Because it's using unsigned integers, and hence unsigned division, negative values aren't divided correctly (except by 1 obviously).
Code: Select all
#define ptrdiff(t, a, b) (cptr(t ptr, a) - cptr(t ptr, b))
#define ptrdiffs(t, a, b) ((cint(a) - cint(b)) \ sizeof(t))
#define ptrdiffu(t, a, b) ((cuint(a) - cuint(b)) \ sizeof(t))
Dim As Double a(0 to 1)
print "signed"
print ptrdiffs(double, @a(1), @a(0)), ptrdiffs(double, @a(0), @a(1))
print ptrdiffs(integer, @a(1), @a(0)), ptrdiffs(integer, @a(0), @a(1))
print ptrdiffs(byte, @a(1), @a(0)), ptrdiffs(byte, @a(0), @a(1))
print
print "unsigned"
print ptrdiffu(double, @a(1), @a(0)), ptrdiffu(double, @a(0), @a(1))
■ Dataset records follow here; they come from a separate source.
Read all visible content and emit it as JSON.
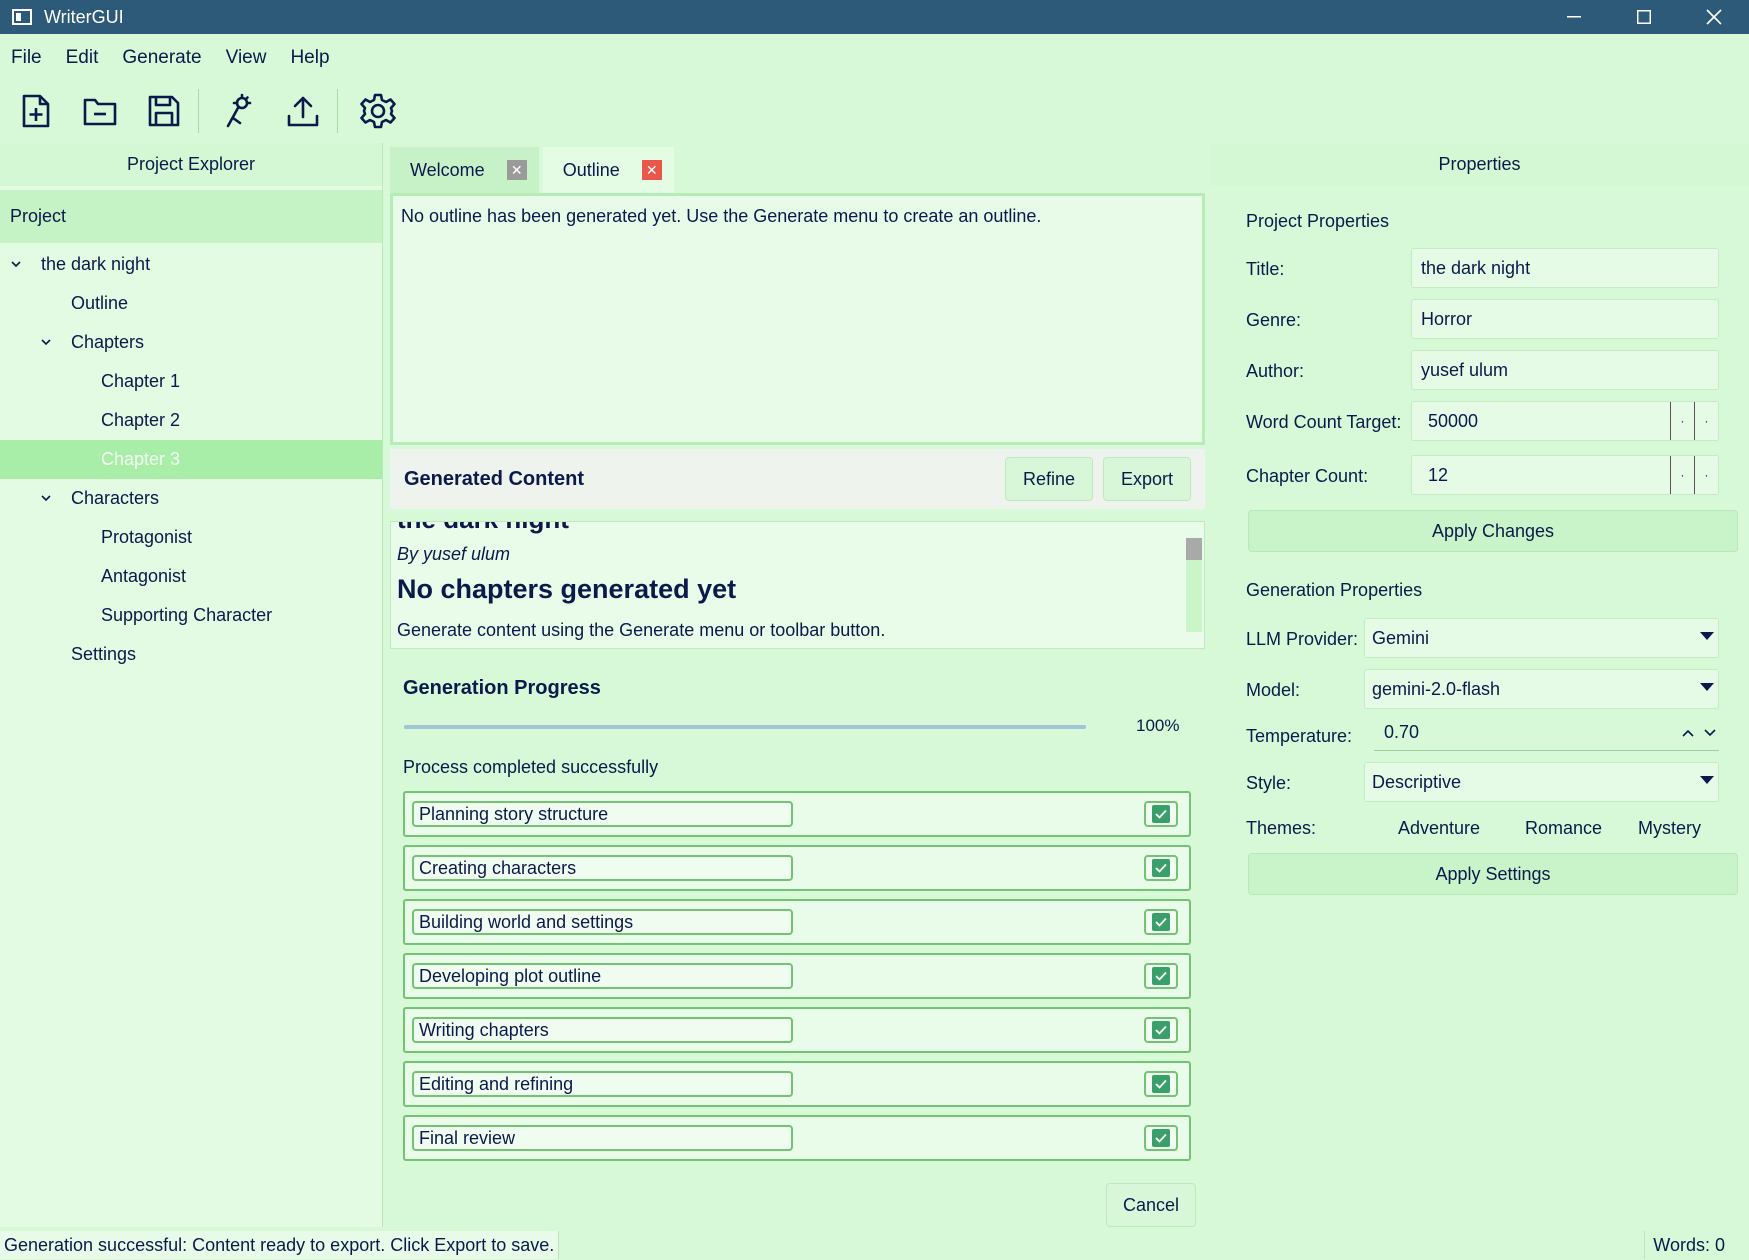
{
  "window": {
    "title": "WriterGUI"
  },
  "menu": [
    "File",
    "Edit",
    "Generate",
    "View",
    "Help"
  ],
  "toolbar": {
    "icons": [
      "new-file-icon",
      "open-folder-icon",
      "save-icon",
      "magic-wand-icon",
      "upload-icon",
      "gear-icon"
    ]
  },
  "explorer": {
    "header": "Project Explorer",
    "tree_header": "Project",
    "project": "the dark night",
    "outline": "Outline",
    "chapters": "Chapters",
    "chapter_items": [
      "Chapter 1",
      "Chapter 2",
      "Chapter 3"
    ],
    "characters": "Characters",
    "character_items": [
      "Protagonist",
      "Antagonist",
      "Supporting Character"
    ],
    "settings": "Settings"
  },
  "tabs": [
    {
      "label": "Welcome"
    },
    {
      "label": "Outline"
    }
  ],
  "outline_text": "No outline has been generated yet. Use the Generate menu to create an outline.",
  "generated": {
    "header": "Generated Content",
    "refine": "Refine",
    "export": "Export",
    "cut_title": "the dark night",
    "author": "By yusef ulum",
    "heading": "No chapters generated yet",
    "paragraph": "Generate content using the Generate menu or toolbar button."
  },
  "progress": {
    "title": "Generation Progress",
    "percent_value": 100,
    "percent_text": "100%",
    "status": "Process completed successfully",
    "steps": [
      "Planning story structure",
      "Creating characters",
      "Building world and settings",
      "Developing plot outline",
      "Writing chapters",
      "Editing and refining",
      "Final review"
    ],
    "cancel": "Cancel"
  },
  "properties": {
    "header": "Properties",
    "project_group": "Project Properties",
    "title_label": "Title:",
    "title_value": "the dark night",
    "genre_label": "Genre:",
    "genre_value": "Horror",
    "author_label": "Author:",
    "author_value": "yusef ulum",
    "wc_label": "Word Count Target:",
    "wc_value": "50000",
    "cc_label": "Chapter Count:",
    "cc_value": "12",
    "apply_changes": "Apply Changes",
    "gen_group": "Generation Properties",
    "llm_label": "LLM Provider:",
    "llm_value": "Gemini",
    "model_label": "Model:",
    "model_value": "gemini-2.0-flash",
    "temp_label": "Temperature:",
    "temp_value": "0.70",
    "style_label": "Style:",
    "style_value": "Descriptive",
    "themes_label": "Themes:",
    "themes": [
      "Adventure",
      "Romance",
      "Mystery"
    ],
    "apply_settings": "Apply Settings"
  },
  "statusbar": {
    "message": "Generation successful: Content ready to export. Click Export to save.",
    "words": "Words: 0"
  },
  "colors": {
    "titlebar": "#2e5a79",
    "background": "#d7f9d7",
    "selection": "#a8eea8",
    "close_active": "#e9574b",
    "close_inactive": "#9a9a9a",
    "check": "#3aa06b"
  }
}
print ptrdiffu(integer, @a(1), @a(0)), ptrdiffu(integer, @a(0), @a(1))
print ptrdiffu(byte, @a(1), @a(0)), ptrdiffu(byte, @a(0), @a(1))
print
print "FB"
print ptrdiff(double, @a(1), @a(0)), ptrdiff(double, @a(0), @a(1))
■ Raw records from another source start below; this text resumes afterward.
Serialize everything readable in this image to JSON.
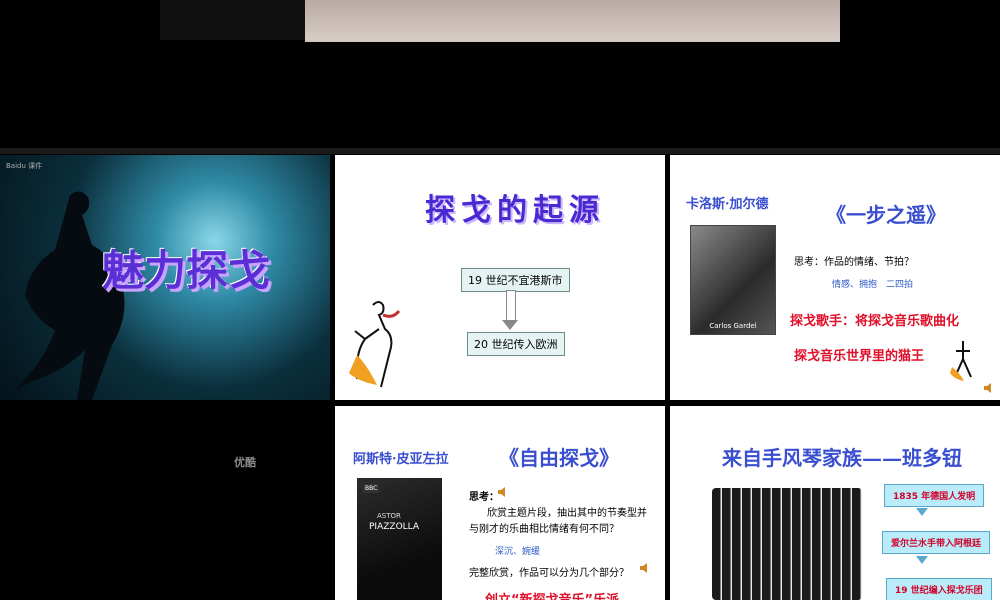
{
  "slides": {
    "s1": {
      "watermark": "Baidu 课件",
      "title": "魅力探戈"
    },
    "s2": {
      "title": "探戈的起源",
      "box1": "19 世纪不宜港斯市",
      "box2": "20 世纪传入欧洲"
    },
    "s3": {
      "author": "卡洛斯·加尔德",
      "title": "《一步之遥》",
      "photo_caption": "Carlos Gardel",
      "q": "思考：作品的情绪、节拍？",
      "ans": "情感、拥抱　二四拍",
      "red1": "探戈歌手：将探戈音乐歌曲化",
      "red2": "探戈音乐世界里的猫王"
    },
    "s4": {
      "label": "优酷"
    },
    "s5": {
      "author": "阿斯特·皮亚左拉",
      "title": "《自由探戈》",
      "cd_line1": "ASTOR",
      "cd_line2": "PIAZZOLLA",
      "cd_brand": "BBC",
      "think": "思考：",
      "q1": "欣赏主题片段，抽出其中的节奏型并与刚才的乐曲相比情绪有何不同？",
      "hint": "深沉、婉缓",
      "q2": "完整欣赏，作品可以分为几个部分？",
      "red": "创立“新探戈音乐”乐派"
    },
    "s6": {
      "title": "来自手风琴家族——班多钮",
      "b1": "1835 年德国人发明",
      "b2": "爱尔兰水手带入阿根廷",
      "b3": "19 世纪编入探戈乐团"
    }
  },
  "colors": {
    "title_purple": "#5b2fd6",
    "red": "#e0102a",
    "blue": "#3a4fd0"
  }
}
print ptrdiff(integer, @a(1), @a(0)), ptrdiff(integer, @a(0), @a(1))
print ptrdiff(byte, @a(1), @a(0)), ptrdiff(byte, @a(0), @a(1))
print
Code: Select all
signed
0 0
0 0
1 -1
unsigned
0 536870911
0 1073741823
1 4294967295
FB
0 536870911
0 1073741823
1 4294967295
The high values are because the sign bit is treated as 2^31 instead of -2^31.
So the fix looks like it would be simply to change the result of the subtraction from unsigned to signed, which thankfully concurs with what Gonzo says.